Aber wohl nicht stark genug: Erika Bolik erlitt 2003 eine ungewöhnlich starke Chronische Bronchtis im Sommer des Jahrtausends und musste eine Zwangspause einlegen. Nur das große Kinderfilmprojekt "Winnetou darf nicht sterben" wurde weiter von ihr bearbeitet. Vier Wochen vor der wichtigen Entscheidung über exestentielle Fördergelder für das Drehbuch und vier Wochen nach Ausbruch der Bronchitis ging es ihr sichtlich besser. Humor und Seele kehrten noch einmal zurück ins Regenbogenhaus und ein Aufatmen ging durch die große Familie aus Studiokollegen, Freunden, Kindern und Lebensgefährten.... Das Wetter spielte mit und lieferte kühlere Tage zum Entspannen. Doch nur 4 Tage später, am Mittwoch den 30.08.03, als Martin Bolik gearde eine lang vermiedenes Lied über den Verlust einer Mutter im CD Player hatte (Momma, ELO), erlitt Erika Bolik einen überaus harten, unvorhersehbaren Herzinfarkt beim Lesen eines Buches in der Mittagsruhe. Martin Bolik und seine Lebenspartnerin (Krankenschwester) versuchten alles, um ihren Puls zu stabilisieren, sie wiederzubeleben. 30 Minuten kämpften sie zusammen mit dem Notarzt um einen Herzschlag. Erika Bolik kämpfte mit und reagierte immer wieder auf Zurufe. Doch ihr Körper siegte über den Geist.

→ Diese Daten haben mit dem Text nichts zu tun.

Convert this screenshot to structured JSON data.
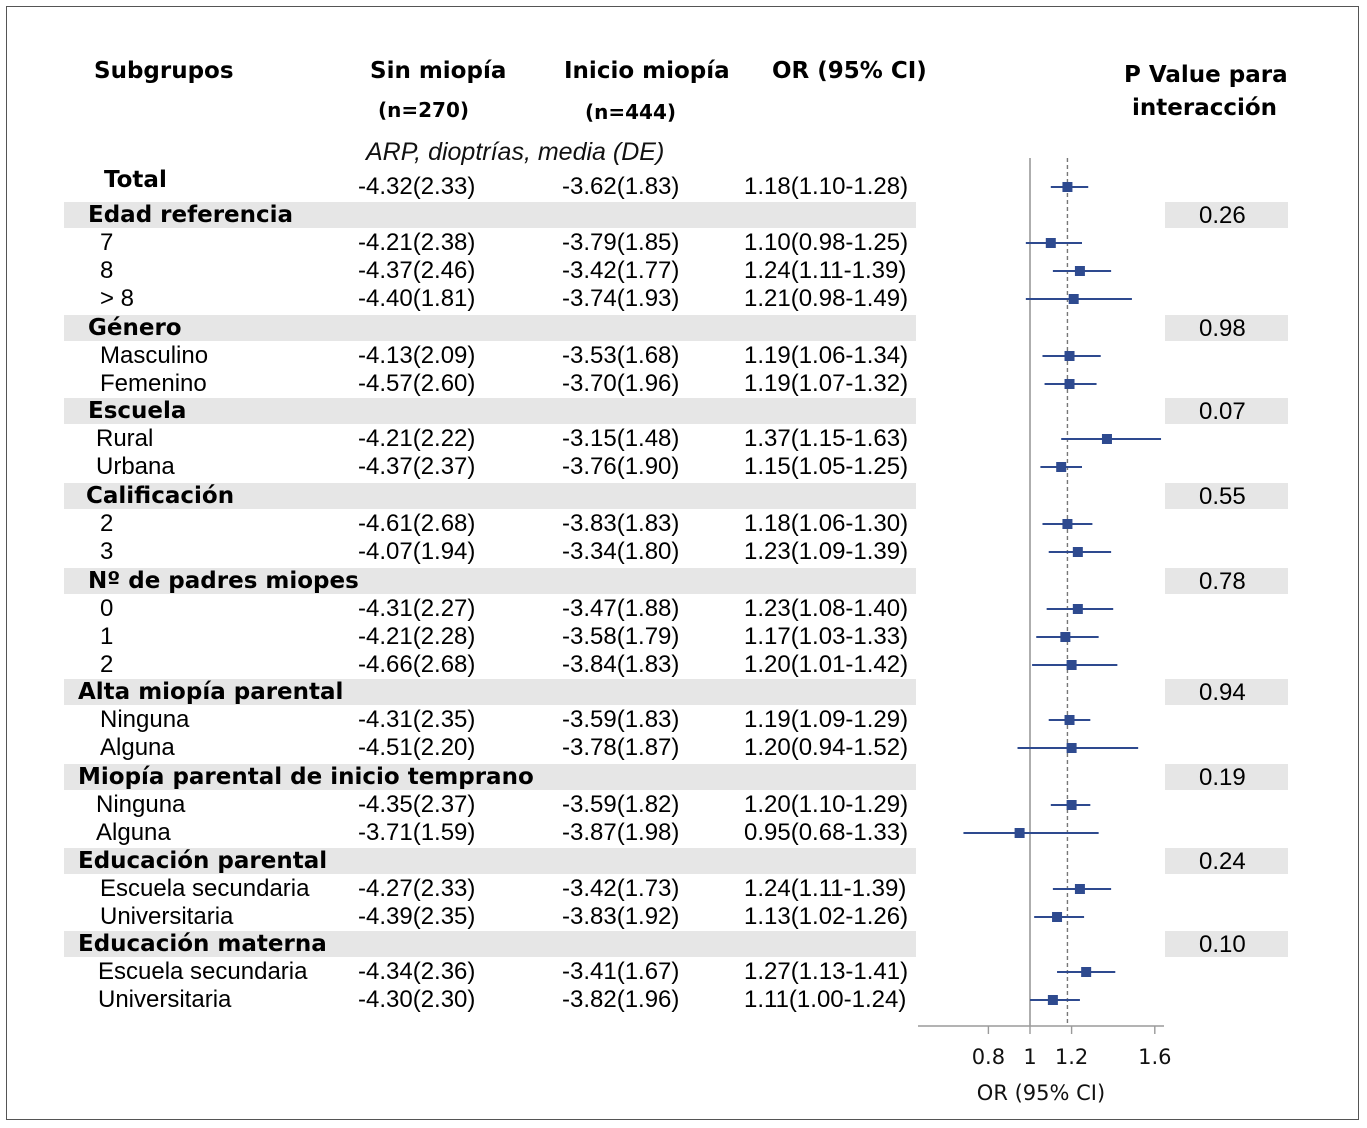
{
  "headers": {
    "subgroups": "Subgrupos",
    "no_myopia": "Sin miopía",
    "no_myopia_n": "(n=270)",
    "onset_myopia": "Inicio miopía",
    "onset_myopia_n": "(n=444)",
    "or": "OR (95% CI)",
    "pvalue_l1": "P Value para",
    "pvalue_l2": "interacción",
    "note": "ARP, dioptrías, media (DE)"
  },
  "groups": [
    {
      "name": "Total",
      "pvalue": "",
      "band": false,
      "rows": [
        {
          "label": "",
          "a": "-4.32(2.33)",
          "b": "-3.62(1.83)",
          "or": "1.18(1.10-1.28)"
        }
      ]
    },
    {
      "name": "Edad referencia",
      "pvalue": "0.26",
      "band": true,
      "rows": [
        {
          "label": "7",
          "a": "-4.21(2.38)",
          "b": "-3.79(1.85)",
          "or": "1.10(0.98-1.25)"
        },
        {
          "label": "8",
          "a": "-4.37(2.46)",
          "b": "-3.42(1.77)",
          "or": "1.24(1.11-1.39)"
        },
        {
          "label": "> 8",
          "a": "-4.40(1.81)",
          "b": "-3.74(1.93)",
          "or": "1.21(0.98-1.49)"
        }
      ]
    },
    {
      "name": "Género",
      "pvalue": "0.98",
      "band": true,
      "rows": [
        {
          "label": "Masculino",
          "a": "-4.13(2.09)",
          "b": "-3.53(1.68)",
          "or": "1.19(1.06-1.34)"
        },
        {
          "label": "Femenino",
          "a": "-4.57(2.60)",
          "b": "-3.70(1.96)",
          "or": "1.19(1.07-1.32)"
        }
      ]
    },
    {
      "name": "Escuela",
      "pvalue": "0.07",
      "band": true,
      "rows": [
        {
          "label": "Rural",
          "a": "-4.21(2.22)",
          "b": "-3.15(1.48)",
          "or": "1.37(1.15-1.63)"
        },
        {
          "label": "Urbana",
          "a": "-4.37(2.37)",
          "b": "-3.76(1.90)",
          "or": "1.15(1.05-1.25)"
        }
      ]
    },
    {
      "name": "Calificación",
      "pvalue": "0.55",
      "band": true,
      "rows": [
        {
          "label": "2",
          "a": "-4.61(2.68)",
          "b": "-3.83(1.83)",
          "or": "1.18(1.06-1.30)"
        },
        {
          "label": "3",
          "a": "-4.07(1.94)",
          "b": "-3.34(1.80)",
          "or": "1.23(1.09-1.39)"
        }
      ]
    },
    {
      "name": "Nº de padres miopes",
      "pvalue": "0.78",
      "band": true,
      "rows": [
        {
          "label": "0",
          "a": "-4.31(2.27)",
          "b": "-3.47(1.88)",
          "or": "1.23(1.08-1.40)"
        },
        {
          "label": "1",
          "a": "-4.21(2.28)",
          "b": "-3.58(1.79)",
          "or": "1.17(1.03-1.33)"
        },
        {
          "label": "2",
          "a": "-4.66(2.68)",
          "b": "-3.84(1.83)",
          "or": "1.20(1.01-1.42)"
        }
      ]
    },
    {
      "name": "Alta miopía parental",
      "pvalue": "0.94",
      "band": true,
      "rows": [
        {
          "label": "Ninguna",
          "a": "-4.31(2.35)",
          "b": "-3.59(1.83)",
          "or": "1.19(1.09-1.29)"
        },
        {
          "label": "Alguna",
          "a": "-4.51(2.20)",
          "b": "-3.78(1.87)",
          "or": "1.20(0.94-1.52)"
        }
      ]
    },
    {
      "name": "Miopía parental de inicio temprano",
      "pvalue": "0.19",
      "band": true,
      "rows": [
        {
          "label": "Ninguna",
          "a": "-4.35(2.37)",
          "b": "-3.59(1.82)",
          "or": "1.20(1.10-1.29)"
        },
        {
          "label": "Alguna",
          "a": "-3.71(1.59)",
          "b": "-3.87(1.98)",
          "or": "0.95(0.68-1.33)"
        }
      ]
    },
    {
      "name": "Educación parental",
      "pvalue": "0.24",
      "band": true,
      "rows": [
        {
          "label": "Escuela secundaria",
          "a": "-4.27(2.33)",
          "b": "-3.42(1.73)",
          "or": "1.24(1.11-1.39)"
        },
        {
          "label": "Universitaria",
          "a": "-4.39(2.35)",
          "b": "-3.83(1.92)",
          "or": "1.13(1.02-1.26)"
        }
      ]
    },
    {
      "name": "Educación materna",
      "pvalue": "0.10",
      "band": true,
      "rows": [
        {
          "label": "Escuela secundaria",
          "a": "-4.34(2.36)",
          "b": "-3.41(1.67)",
          "or": "1.27(1.13-1.41)"
        },
        {
          "label": "Universitaria",
          "a": "-4.30(2.30)",
          "b": "-3.82(1.96)",
          "or": "1.11(1.00-1.24)"
        }
      ]
    }
  ],
  "chart_data": {
    "type": "scatter",
    "xlabel": "OR (95% CI)",
    "xticks": [
      "0.8",
      "1",
      "1.2",
      "1.6"
    ],
    "reference_line": 1,
    "overall_line": 1.18,
    "marker_color": "#2e4a8f",
    "points": [
      {
        "or": 1.18,
        "lo": 1.1,
        "hi": 1.28
      },
      {
        "or": 1.1,
        "lo": 0.98,
        "hi": 1.25
      },
      {
        "or": 1.24,
        "lo": 1.11,
        "hi": 1.39
      },
      {
        "or": 1.21,
        "lo": 0.98,
        "hi": 1.49
      },
      {
        "or": 1.19,
        "lo": 1.06,
        "hi": 1.34
      },
      {
        "or": 1.19,
        "lo": 1.07,
        "hi": 1.32
      },
      {
        "or": 1.37,
        "lo": 1.15,
        "hi": 1.63
      },
      {
        "or": 1.15,
        "lo": 1.05,
        "hi": 1.25
      },
      {
        "or": 1.18,
        "lo": 1.06,
        "hi": 1.3
      },
      {
        "or": 1.23,
        "lo": 1.09,
        "hi": 1.39
      },
      {
        "or": 1.23,
        "lo": 1.08,
        "hi": 1.4
      },
      {
        "or": 1.17,
        "lo": 1.03,
        "hi": 1.33
      },
      {
        "or": 1.2,
        "lo": 1.01,
        "hi": 1.42
      },
      {
        "or": 1.19,
        "lo": 1.09,
        "hi": 1.29
      },
      {
        "or": 1.2,
        "lo": 0.94,
        "hi": 1.52
      },
      {
        "or": 1.2,
        "lo": 1.1,
        "hi": 1.29
      },
      {
        "or": 0.95,
        "lo": 0.68,
        "hi": 1.33
      },
      {
        "or": 1.24,
        "lo": 1.11,
        "hi": 1.39
      },
      {
        "or": 1.13,
        "lo": 1.02,
        "hi": 1.26
      },
      {
        "or": 1.27,
        "lo": 1.13,
        "hi": 1.41
      },
      {
        "or": 1.11,
        "lo": 1.0,
        "hi": 1.24
      }
    ]
  }
}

Bolik und Bolik hatten nicht nur gerade erst ein grosses Kinderfilmprojekt ("Winnetou wird nicht sterben") entwickelt, sondern auch noch viele gemeinsame Radio und-Fernsehkonzepte entworfen, von denen einige schon auf den Weg gebracht sind.

Martin Bolik: "Mit 'Winnetou wird nicht sterben' werde ich ihr ein Denkmal setzen, zumal noch viele Charakterbios für dieses Projekt von ihr gefertigt wurden und wir in der Zwischenzeit an der story gefeilt und weitergearbeitet haben... Von allen Co-Autoren, mit denen ich zusammenarbeite, war und ist sie die wohl kritischste und humorvollste. Ich wünschte, ich hätte vor ihrem Dimensionswechsel mehr auf ihren Rat gehört - jetzt werde
ich dies mit Sicherheit tun.

Erika Bolik war ein heller Stern im Hintergrund, der viel zu spät gewürdigt wurde: Mehrere Hundert Anteilnahmen vom Landtag, über berühmte Autorenkollegen/innen bis hin zu Filminstitutionen und der Presse nahmen Anteil. Weitere hunderte von mails gingen und gehen bei Studio Regenbogen noch täglich ein, teils mit sehr tiefgehenden Gedanken.... Erika Bolik wird weiterleben in Martin Bolik, ihren Ideen, Geschichten und natürlich ihren Gedichten.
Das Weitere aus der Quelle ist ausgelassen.